Космонавты живут на земле
Шрифт:
Он занес над своей лысоватой головой ремень и стал медленно приближаться к мальчику. И тут случилось неожиданное. Бледный Алешка метнулся к двери, схватил черный задымленный рогач, каким мать вынимала из печи кастрюли и сковородки, и воинственно встал на пороге.
– Не троньте! – крикнул он звенящим голосом. – Слышите, не троньте! Меня еще никто сроду не бил: ни отец, ни мать. Хоть в милицию ведите, если вором считаете, а бить не смейте.

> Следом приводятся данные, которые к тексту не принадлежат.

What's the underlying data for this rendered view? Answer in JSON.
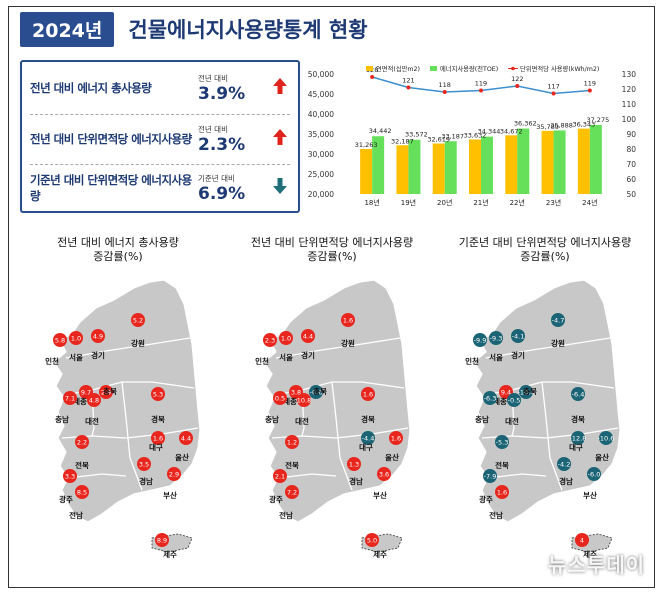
{
  "header": {
    "year": "2024년",
    "title": "건물에너지사용량통계 현황"
  },
  "summary": [
    {
      "label": "전년 대비 에너지 총사용량",
      "sub": "전년 대비",
      "value": "3.9%",
      "direction": "up"
    },
    {
      "label": "전년 대비 단위면적당 에너지사용량",
      "sub": "전년 대비",
      "value": "2.3%",
      "direction": "up"
    },
    {
      "label": "기준년 대비 단위면적당 에너지사용량",
      "sub": "기준년 대비",
      "value": "6.9%",
      "direction": "down"
    }
  ],
  "colors": {
    "navy": "#1e3a74",
    "up": "#e0231b",
    "down": "#1f6f7a",
    "bar_area": "#ffc000",
    "bar_energy": "#66e05a",
    "line": "#3e8fd0",
    "red_marker": "#e8261d",
    "teal_marker": "#1b6475",
    "land": "#c8c8c8"
  },
  "chart_data": {
    "type": "bar+line",
    "categories": [
      "18년",
      "19년",
      "20년",
      "21년",
      "22년",
      "23년",
      "24년"
    ],
    "series": [
      {
        "name": "연면적(십만m2)",
        "kind": "bar",
        "axis": "left",
        "values": [
          31263,
          32187,
          32619,
          33632,
          34672,
          35789,
          36343
        ]
      },
      {
        "name": "에너지사용량(천TOE)",
        "kind": "bar",
        "axis": "left",
        "values": [
          34442,
          33572,
          33187,
          34344,
          36362,
          35888,
          37275
        ]
      },
      {
        "name": "단위면적당 사용량(kWh/m2)",
        "kind": "line",
        "axis": "right",
        "values": [
          128,
          121,
          118,
          119,
          122,
          117,
          119
        ]
      }
    ],
    "left_ticks": [
      "50,000",
      "45,000",
      "40,000",
      "35,000",
      "30,000",
      "25,000",
      "20,000"
    ],
    "right_ticks": [
      "130",
      "120",
      "110",
      "100",
      "90",
      "80",
      "70",
      "60",
      "50"
    ],
    "ylim_left": [
      20000,
      50000
    ],
    "ylim_right": [
      50,
      130
    ],
    "legend": "top",
    "bar_labels": {
      "area": [
        "31,263",
        "32,187",
        "32,619",
        "33,632",
        "34,672",
        "35,789",
        "36,343"
      ],
      "energy": [
        "34,442",
        "33,572",
        "33,187",
        "34,344",
        "36,362",
        "35,888",
        "37,275"
      ],
      "line": [
        "128",
        "121",
        "118",
        "119",
        "122",
        "117",
        "119"
      ]
    }
  },
  "maps": [
    {
      "title": [
        "전년 대비 에너지 총사용량",
        "증감률(%)"
      ],
      "marker": "up",
      "regions": [
        {
          "name": "인천",
          "value": "5.8"
        },
        {
          "name": "서울",
          "value": "1.0"
        },
        {
          "name": "경기",
          "value": "4.9"
        },
        {
          "name": "강원",
          "value": "5.2"
        },
        {
          "name": "세종",
          "value": "9.7"
        },
        {
          "name": "충북",
          "value": "2.9"
        },
        {
          "name": "충남",
          "value": "7.1"
        },
        {
          "name": "대전",
          "value": "4.8"
        },
        {
          "name": "경북",
          "value": "5.3"
        },
        {
          "name": "대구",
          "value": "1.6"
        },
        {
          "name": "울산",
          "value": "4.4"
        },
        {
          "name": "전북",
          "value": "2.2"
        },
        {
          "name": "경남",
          "value": "3.5"
        },
        {
          "name": "부산",
          "value": "2.9"
        },
        {
          "name": "광주",
          "value": "3.3"
        },
        {
          "name": "전남",
          "value": "8.5"
        },
        {
          "name": "제주",
          "value": "8.9"
        }
      ]
    },
    {
      "title": [
        "전년 대비 단위면적당 에너지사용량",
        "증감률(%)"
      ],
      "marker": "mixed",
      "regions": [
        {
          "name": "인천",
          "value": "2.3"
        },
        {
          "name": "서울",
          "value": "1.0"
        },
        {
          "name": "경기",
          "value": "4.4"
        },
        {
          "name": "강원",
          "value": "1.6"
        },
        {
          "name": "세종",
          "value": "3.8"
        },
        {
          "name": "충북",
          "value": "-0.6"
        },
        {
          "name": "충남",
          "value": "0.5"
        },
        {
          "name": "대전",
          "value": "10.8"
        },
        {
          "name": "경북",
          "value": "1.6"
        },
        {
          "name": "대구",
          "value": "-4.4"
        },
        {
          "name": "울산",
          "value": "1.6"
        },
        {
          "name": "전북",
          "value": "1.2"
        },
        {
          "name": "경남",
          "value": "1.3"
        },
        {
          "name": "부산",
          "value": "3.6"
        },
        {
          "name": "광주",
          "value": "2.1"
        },
        {
          "name": "전남",
          "value": "7.2"
        },
        {
          "name": "제주",
          "value": "5.0"
        }
      ]
    },
    {
      "title": [
        "기준년 대비 단위면적당 에너지사용량",
        "증감률(%)"
      ],
      "marker": "mixed",
      "regions": [
        {
          "name": "인천",
          "value": "-9.9"
        },
        {
          "name": "서울",
          "value": "-9.3"
        },
        {
          "name": "경기",
          "value": "-4.1"
        },
        {
          "name": "강원",
          "value": "-4.7"
        },
        {
          "name": "세종",
          "value": "9.4"
        },
        {
          "name": "충북",
          "value": "-10.4"
        },
        {
          "name": "충남",
          "value": "-6.3"
        },
        {
          "name": "대전",
          "value": "-0.5"
        },
        {
          "name": "경북",
          "value": "-6.4"
        },
        {
          "name": "대구",
          "value": "-12.8"
        },
        {
          "name": "울산",
          "value": "-10.6"
        },
        {
          "name": "전북",
          "value": "-5.3"
        },
        {
          "name": "경남",
          "value": "-4.2"
        },
        {
          "name": "부산",
          "value": "-6.0"
        },
        {
          "name": "광주",
          "value": "-7.9"
        },
        {
          "name": "전남",
          "value": "1.6"
        },
        {
          "name": "제주",
          "value": "4"
        }
      ]
    }
  ],
  "watermark": "뉴스투데이"
}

– Отец, говоришь, не бил, – злым шепотом продолжал отчим, – отец не бил… А я тебя огрею, да так огрею, что навек отучу воровать!
Свистнул ремень,
– Слышите, не троньте, иначе и я вдарю. И на то, что вы взрослый, не посмотрю.

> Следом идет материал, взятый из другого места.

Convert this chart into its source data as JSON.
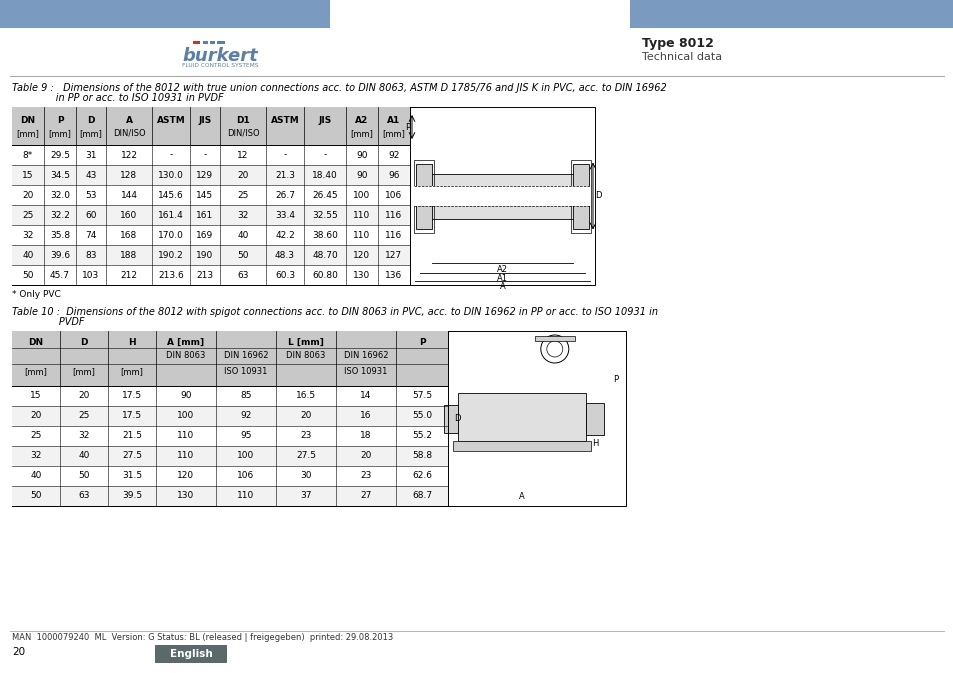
{
  "header_bg_color": "#7a9bbf",
  "page_bg": "#ffffff",
  "border_color": "#000000",
  "title_bold": "Type 8012",
  "title_sub": "Technical data",
  "table9_caption_line1": "Table 9 :   Dimensions of the 8012 with true union connections acc. to DIN 8063, ASTM D 1785/76 and JIS K in PVC, acc. to DIN 16962",
  "table9_caption_line2": "              in PP or acc. to ISO 10931 in PVDF",
  "table9_footnote": "* Only PVC",
  "table9_data": [
    [
      "8*",
      "29.5",
      "31",
      "122",
      "-",
      "-",
      "12",
      "-",
      "-",
      "90",
      "92"
    ],
    [
      "15",
      "34.5",
      "43",
      "128",
      "130.0",
      "129",
      "20",
      "21.3",
      "18.40",
      "90",
      "96"
    ],
    [
      "20",
      "32.0",
      "53",
      "144",
      "145.6",
      "145",
      "25",
      "26.7",
      "26.45",
      "100",
      "106"
    ],
    [
      "25",
      "32.2",
      "60",
      "160",
      "161.4",
      "161",
      "32",
      "33.4",
      "32.55",
      "110",
      "116"
    ],
    [
      "32",
      "35.8",
      "74",
      "168",
      "170.0",
      "169",
      "40",
      "42.2",
      "38.60",
      "110",
      "116"
    ],
    [
      "40",
      "39.6",
      "83",
      "188",
      "190.2",
      "190",
      "50",
      "48.3",
      "48.70",
      "120",
      "127"
    ],
    [
      "50",
      "45.7",
      "103",
      "212",
      "213.6",
      "213",
      "63",
      "60.3",
      "60.80",
      "130",
      "136"
    ]
  ],
  "table10_caption_line1": "Table 10 :  Dimensions of the 8012 with spigot connections acc. to DIN 8063 in PVC, acc. to DIN 16962 in PP or acc. to ISO 10931 in",
  "table10_caption_line2": "               PVDF",
  "table10_data": [
    [
      "15",
      "20",
      "17.5",
      "90",
      "85",
      "16.5",
      "14",
      "57.5"
    ],
    [
      "20",
      "25",
      "17.5",
      "100",
      "92",
      "20",
      "16",
      "55.0"
    ],
    [
      "25",
      "32",
      "21.5",
      "110",
      "95",
      "23",
      "18",
      "55.2"
    ],
    [
      "32",
      "40",
      "27.5",
      "110",
      "100",
      "27.5",
      "20",
      "58.8"
    ],
    [
      "40",
      "50",
      "31.5",
      "120",
      "106",
      "30",
      "23",
      "62.6"
    ],
    [
      "50",
      "63",
      "39.5",
      "130",
      "110",
      "37",
      "27",
      "68.7"
    ]
  ],
  "footer_text": "MAN  1000079240  ML  Version: G Status: BL (released | freigegeben)  printed: 29.08.2013",
  "page_num": "20",
  "lang_label": "English",
  "lang_bg": "#5a6a6a",
  "hdr_gray": "#c8c8c8"
}
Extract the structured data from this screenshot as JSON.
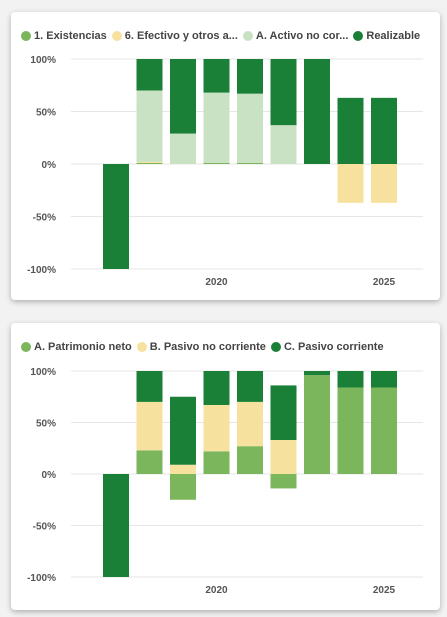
{
  "colors": {
    "realizable": "#1a7f37",
    "activo_no_corriente": "#c9e2c3",
    "efectivo": "#f7e19e",
    "existencias": "#7bb65c",
    "patrimonio_neto": "#7bb65c",
    "pasivo_no_corriente": "#f7e19e",
    "pasivo_corriente": "#1a7f37"
  },
  "chart_data": [
    {
      "type": "bar",
      "stacked": true,
      "legend_position": "top-left",
      "legend": [
        {
          "label": "1. Existencias",
          "color": "#7bb65c"
        },
        {
          "label": "6. Efectivo y otros a...",
          "color": "#f7e19e"
        },
        {
          "label": "A. Activo no cor...",
          "color": "#c9e2c3"
        },
        {
          "label": "Realizable",
          "color": "#1a7f37"
        }
      ],
      "yticks": [
        "100%",
        "50%",
        "0%",
        "-50%",
        "-100%"
      ],
      "xticks": [
        "2020",
        "2025"
      ],
      "ylim": [
        -100,
        100
      ],
      "x": [
        2017,
        2018,
        2019,
        2020,
        2021,
        2022,
        2023,
        2024,
        2025
      ],
      "series": [
        {
          "name": "1. Existencias",
          "color": "#7bb65c",
          "values": [
            0,
            1,
            0,
            1,
            1,
            0,
            0,
            0,
            0
          ]
        },
        {
          "name": "6. Efectivo y otros a...",
          "color": "#f7e19e",
          "values": [
            0,
            1,
            0,
            0,
            0,
            0,
            0,
            -37,
            -37
          ]
        },
        {
          "name": "A. Activo no cor...",
          "color": "#c9e2c3",
          "values": [
            0,
            68,
            29,
            67,
            66,
            37,
            0,
            0,
            0
          ]
        },
        {
          "name": "Realizable",
          "color": "#1a7f37",
          "values": [
            -100,
            30,
            71,
            32,
            33,
            63,
            100,
            63,
            63
          ]
        }
      ]
    },
    {
      "type": "bar",
      "stacked": true,
      "legend_position": "top-left",
      "legend": [
        {
          "label": "A. Patrimonio neto",
          "color": "#7bb65c"
        },
        {
          "label": "B. Pasivo no corriente",
          "color": "#f7e19e"
        },
        {
          "label": "C. Pasivo corriente",
          "color": "#1a7f37"
        }
      ],
      "yticks": [
        "100%",
        "50%",
        "0%",
        "-50%",
        "-100%"
      ],
      "xticks": [
        "2020",
        "2025"
      ],
      "ylim": [
        -100,
        100
      ],
      "x": [
        2017,
        2018,
        2019,
        2020,
        2021,
        2022,
        2023,
        2024,
        2025
      ],
      "series": [
        {
          "name": "A. Patrimonio neto",
          "color": "#7bb65c",
          "values": [
            0,
            23,
            -25,
            22,
            27,
            -14,
            96,
            84,
            84
          ]
        },
        {
          "name": "B. Pasivo no corriente",
          "color": "#f7e19e",
          "values": [
            0,
            47,
            9,
            45,
            43,
            33,
            0,
            0,
            0
          ]
        },
        {
          "name": "C. Pasivo corriente",
          "color": "#1a7f37",
          "values": [
            -100,
            30,
            66,
            33,
            30,
            53,
            4,
            16,
            16
          ]
        }
      ]
    }
  ]
}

Трудно сказать, чем бы все это кончилось, если бы на заскрипела за спиной у мальчика дверь и на пороге не появилась усталая, вернувшаяся с совхозного поля с последней машиной мать.
– Батюшки-светы, да что же у вас такое делается! – воскликнула она, испуганно хватаясь за голову. – За какие-такие преступления ты его, сиротинушку, пороть собрался, Никита?
Агроном опустил ремень.
– Полюбуйся. Жулик у нас растет, Алена. Жу-лик! Он у меня зажигалку украл.
– Да не украл я, мама, – ставя на место рогач, протянул Алешка совсем уж другим, жалким и плаксивым голосом. – Я ее только на полчаса поиграть взял и сам не знаю, как она выпала.
Алена Дмитриевна видела нахохлившуюся, решительную фигуру сына, его торчащие на голове, начинавшие курчавиться волосы, видела немытый пол, кровать со смятым одеялом. Неожиданно ей показалось, будто под кроватью что-то блеснуло.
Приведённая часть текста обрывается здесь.